Malas can be made from all sorts of different materials. But you’ve probably noticed that many are made of special seeds known as Rudraksha seeds.
What are Rudraksha Seeds?
Rudraksha seeds come from the Elaeocarpus granitrus trees that grow naturally in Nepal and throughout Southeast Asia. The seeds are found within tree’s ripe blue-colored fruit, and as a result, are sometimes referred to as blueberry beads. They have a naturally pitted texture and vary greatly in size, ranging from 3mm to as large as 40mm (about the size of a walnut).
The Origin of Rudraksha Seeds
Rudraksha seeds have been used in malas and jewelry for thousands of years and are considered sacred within Hinduism. According to legend, Rudraksha seeds originally came from the tears of Lord Shiva. In fact, the word Rudraksha means “eyes of Shiva” (Akshais Sanskrit for “eyes” and Rudrais another name for Shiva). It is said that after meditating for thousands of years on the welfare of mankind, Shiva began crying out of compassion. From these tears the first Rudraksha seeds were planted and grew into fruit-bearing trees. Lord Shiva Himself is often depicted wearing Rudraksha seeds. Other enlightened figures, such as Buddha and Mahatma Gandhi, are also said to have worn Rudraksha seeds.

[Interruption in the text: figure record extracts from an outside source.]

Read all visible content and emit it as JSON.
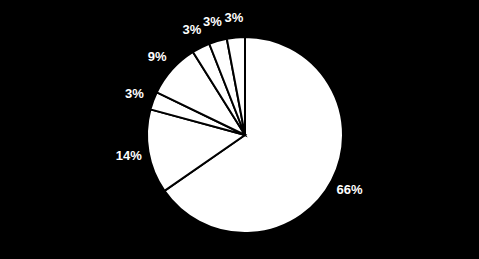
{
  "chart_data": {
    "type": "pie",
    "values": [
      66,
      14,
      3,
      9,
      3,
      3,
      3
    ],
    "value_labels": [
      "66%",
      "14%",
      "3%",
      "9%",
      "3%",
      "3%",
      "3%"
    ],
    "color": "#ffffff",
    "data_labels": true
  }
}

Benefits and Power of Rudraksha Seeds
According to Hindu scripture, Rudraksha seeds have many spiritual and healing properties. They offer protection, help guard against negative energy, and inspire good fortune. They calm the mind and bless with wearer with peace and prosperity. According to some, Rudraksha seeds create a safe “cocoon” of the wearer’s energy, which is especially helpful for those who frequently travel.
Rudraksha seeds are also said to have special electromagnetic and vibrational energies. Some believe these energies help lower one’s blood pressure and have a positive effect on the heart, kidneys, and nervous system.
Rudraksha seeds feature natural grooves and pits. Many practitioners appreciate their grainy texture, as it feels good on the hands and helps physically ground the mind. However, if you look at a Rudraksha seed, you may notice that it has distinct sides, or faces. These are known as mukhis.
Rudraksha seeds can have as many as 21 mukhis, and each number of mukhis has a special significance. The most sought-after Rudraksha seeds have five mukhis, with the number five representing Lord Shiva Himself.
Caring for Rudraksha Malas
It is good practice to treat Rudraksha malas with care and respect. When not in use, Rudraksha malas can be stored in a cool, dry place. When using or wearing a Rudraksha mala, it is recommended that the seeds touch your skin directly. Avoid wearing Rudraksha seeds in the shower or bath, as getting them wet regularly will cause them to dry and crack. If you need to clean your Rudraksha mala, you can do so every other month: use only gentle running water (warm, not hot) and a mild soap. To keep them lasting longer, regularly oil them with sandalwood oil or olive oil.